Ce remede est un très-bon fondant de la lymphe & de toutes les humeurs épaisses ; c’est pourquoi on en fait beaucoup d’usage dans le traitement de plusieurs maladies, tant aiguës que chroniques, soit pour lever les obstructions, soit pour procurer differentes évacuations ; on le recommande sur-tout dans les maladies de poitrine, causées par un engorgement d’humeurs lymphatiques dans les bronches du poumon, pour procurer l’expectoration ; il est aussi très propre à fondre la bile, & à en favoriser l’évacuation par les selles ; on l’employe même quelquefois avec succès pour exciter les sueurs, lorsque la nature semble vouloir diriger ses mouvemens vers cette route.

La dose du kermès est depuis un demi-grain jusqu’à un grain pour une prise, que l’on répete plusieurs fois dans la journée, suivant les circonstances ; mais lorsqu’on le donne pour faire vomir ou pour purger, la dose en est depuis un grain jusqu’à trois ou quatre. Additions au cours de Chimie de Lemery, par M. Baron.

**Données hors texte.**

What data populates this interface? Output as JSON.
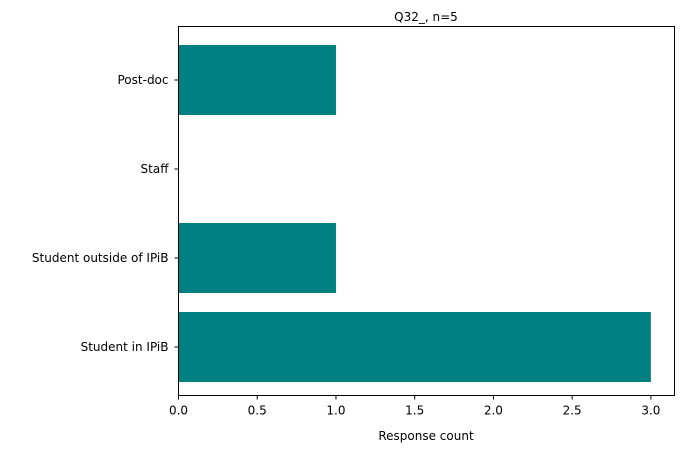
{
  "chart_data": {
    "type": "bar",
    "orientation": "horizontal",
    "title": "Q32_, n=5",
    "xlabel": "Response count",
    "ylabel": "",
    "categories": [
      "Student in IPiB",
      "Student outside of IPiB",
      "Staff",
      "Post-doc"
    ],
    "values": [
      3,
      1,
      0,
      1
    ],
    "xlim": [
      0,
      3.15
    ],
    "xticks": [
      "0.0",
      "0.5",
      "1.0",
      "1.5",
      "2.0",
      "2.5",
      "3.0"
    ],
    "grid": false,
    "legend": "none",
    "bar_color": "#008080"
  }
}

La théorie chimique de l’opération du kermès minéral, est bien simple. L’alcali-fixe se combine avec le soufre de l’antimoine crud, sous la forme d’un foie de soufre par la voie humide, lequel attaque ensuite la partie réguline de l’antimoine, & en tient une portion en vraie dissolution ; ou bien, ce qui est encore plus vraissemblable, l’alcali fixe s’unit au soufre déja combiné avec le régule d’antimoine, ensorte que le soufre passe dans cette nouvelle combinaison, chargé d’une partie de régule qu’il y entraîne avec soi. La liqueur filtrée, après les ébullitions, est donc une vraie dissolution, ou lessive de foie de soufre antimonial ; & la poudre qui s’en précipite d’elle-même, & qui est le kermès, est une partie de ce composé, qui sert de composé d’une maniere indéfinie jusqu’à présent. Cette précipitation spontanée n’a rien de particulier ; elle est parfaitement analogue à celle d’une quantité plus ou moins considérable de terre que les alcali fixes dissous laissent échapper, à celle d’une portion de la dose de plusieurs sels métalliques ; par exemple, du vitriol martial, & enfin à celle qu’éprouvent la plûpart des foies de soufres métalliques. Il ne faut donc pas croire, avec M. Baron (qui a d’ailleurs très-bien traité ce sujet dans ses additions à la Chimie de Lemery, d’où nous avons tiré le commencement de cet article), que le kermés soit le foie de soufre antimonial entier, qui se soit précipité par le refroidissement de la liqueur, parce qu’il n’est pas vraiment soluble dans l’eau, & qu’il n’y a été suspendu qu’à la faveur du mouvement violent de l’ébullition ; car premierement il est bien vrai que le kermés est insoluble par les liqueurs aqueuses, & même par la plûpart des menstrues connus ; mais le foie de soufre antimonié est vraiment soluble dans l’eau, & même à froid ; la

dissolution de cette substance dans l’eau froide est démontrée par la préparation du soufre doré, qu’on sépare par le moyen d’un précipitant d’une dissolution à froid, permanente, constante, d’un vrai foie de soufre antimonié. Secondement, le foie de soufre antimonié, formé dans l’opération du kermès, passe à-travers le filtre de papier, & y passe avec une liqueur dont il n’altere pas la transparence, ce qui annonce suffisamment une dissolution réelle. (Voyez Filtre & Menstrue). Troisiemement enfin, la liqueur, du sein de laquelle le kermès s’est échappé par une précipitation spontanée, contient encore un foie de soufre antimonial, & non pas du kermès ; & elle n’est pas non plus devenue pure ou presque pure, comme elle devroit l’être, si elle s’étoit débarrassée, en se refroidissant, d’une matiere insoluble qu’elle eût simplement tenu suspendue à la faveur du mouvement d’ébullition. Donc ce n’est pas le foie de soufre antimonial entier, qui, s’étant séparé, en tout ou en partie, de la liqueur dans laquelle il étoit auparavant soutenu, constitue le kermès ; mais une partie, un des matériaux seulement, ou même un débri d’un composé réellement dissous dans cette liqueur.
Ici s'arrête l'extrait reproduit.